Fue una tarde del verano pasado cuando el poeta hizo su entrada a mi oficina. Arrastraba los pies y fumaba. Venía acompañado de Margarita Rodríguez Freyre. La visita fue grata, la sorpresa fue grande. José María Lima me dijo que Sofía Irene Cardona y Carlos Alberty le habían hablado de mí y que le interesaba publicar un libro que Margarita le ayudaba a organizar.

Hablamos toda la tarde. Tomamos café. Me contó de su vida. Y yo, fascinado, pensaba que ante mí estaba un iluminado, un sabio, un verdadero palabrista.

Yo, extranjero en todas partes y ciudadano de la palabra, nunca merecí tanto poeta.

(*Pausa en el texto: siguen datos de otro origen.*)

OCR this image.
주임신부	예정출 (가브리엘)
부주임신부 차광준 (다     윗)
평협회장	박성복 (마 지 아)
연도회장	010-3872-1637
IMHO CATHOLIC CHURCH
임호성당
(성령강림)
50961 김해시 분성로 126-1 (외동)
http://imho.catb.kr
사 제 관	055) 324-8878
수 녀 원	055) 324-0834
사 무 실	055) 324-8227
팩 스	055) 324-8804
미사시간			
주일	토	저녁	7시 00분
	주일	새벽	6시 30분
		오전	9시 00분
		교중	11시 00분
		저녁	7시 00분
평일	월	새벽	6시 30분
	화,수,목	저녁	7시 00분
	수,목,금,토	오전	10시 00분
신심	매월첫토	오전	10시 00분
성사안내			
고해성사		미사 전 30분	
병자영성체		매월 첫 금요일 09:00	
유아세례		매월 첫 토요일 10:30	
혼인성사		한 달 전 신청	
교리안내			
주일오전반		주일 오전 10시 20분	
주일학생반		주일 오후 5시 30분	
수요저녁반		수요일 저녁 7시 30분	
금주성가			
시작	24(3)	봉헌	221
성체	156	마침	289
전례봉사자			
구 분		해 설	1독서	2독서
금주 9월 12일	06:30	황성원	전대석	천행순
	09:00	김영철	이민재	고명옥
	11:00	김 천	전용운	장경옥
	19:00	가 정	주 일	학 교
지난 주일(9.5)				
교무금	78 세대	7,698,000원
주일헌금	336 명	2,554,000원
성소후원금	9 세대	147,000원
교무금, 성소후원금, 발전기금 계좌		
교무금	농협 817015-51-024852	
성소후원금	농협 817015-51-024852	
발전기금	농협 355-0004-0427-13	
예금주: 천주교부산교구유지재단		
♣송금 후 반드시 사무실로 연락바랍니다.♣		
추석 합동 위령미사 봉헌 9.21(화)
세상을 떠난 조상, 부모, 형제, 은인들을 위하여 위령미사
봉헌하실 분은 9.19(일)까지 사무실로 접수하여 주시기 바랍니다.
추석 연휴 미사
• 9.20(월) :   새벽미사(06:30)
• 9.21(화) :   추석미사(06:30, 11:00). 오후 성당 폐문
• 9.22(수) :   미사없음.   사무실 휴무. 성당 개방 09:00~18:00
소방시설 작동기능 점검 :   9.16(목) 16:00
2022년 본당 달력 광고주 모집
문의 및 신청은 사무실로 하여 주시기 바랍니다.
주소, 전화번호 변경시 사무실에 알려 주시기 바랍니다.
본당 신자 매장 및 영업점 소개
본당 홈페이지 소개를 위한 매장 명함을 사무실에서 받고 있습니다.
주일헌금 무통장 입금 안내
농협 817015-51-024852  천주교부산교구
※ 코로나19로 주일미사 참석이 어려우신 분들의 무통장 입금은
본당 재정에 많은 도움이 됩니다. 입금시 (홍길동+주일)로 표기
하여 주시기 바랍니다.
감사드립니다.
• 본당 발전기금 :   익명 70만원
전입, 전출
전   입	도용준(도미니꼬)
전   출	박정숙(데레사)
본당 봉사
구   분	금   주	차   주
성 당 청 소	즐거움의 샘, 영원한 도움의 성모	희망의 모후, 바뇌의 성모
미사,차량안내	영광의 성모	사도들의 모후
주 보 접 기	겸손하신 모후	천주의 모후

Fue una de muchas conversaciones que tuvimos por casi un año, durante el cual, entre sus recaídas en su condición de salud, montamos el libro que él quería. Un día de esos en que se decía en lucidez, Lima me dijo: “Éste es el primer libro que yo organizo”. Hacía cambios, eliminaba versos, añadía otros. Yo tan sólo lo escuchaba y lo miraba. Cuando revisaba, no necesitaba verificar el manuscrito. Se lo sabía de memoria.

Ante Lima, no había otro modo que la humildad.

En medio del proceso, mi madre fue diagnosticada con cáncer del seno. Ante mi tristeza, el poeta dijo: “Es una pena. Pero la muerte nos hace mejores”.

El poeta cambió de plano existencial ayer. Su libro en prensas lleva por título Poemas de la muerte, con los cuales pidió ser enterrado. Ahora, irremediablemente una obra póstuma, se nos adentra hecho palabras. La carne gravita. Se desvanece. El poeta se queda.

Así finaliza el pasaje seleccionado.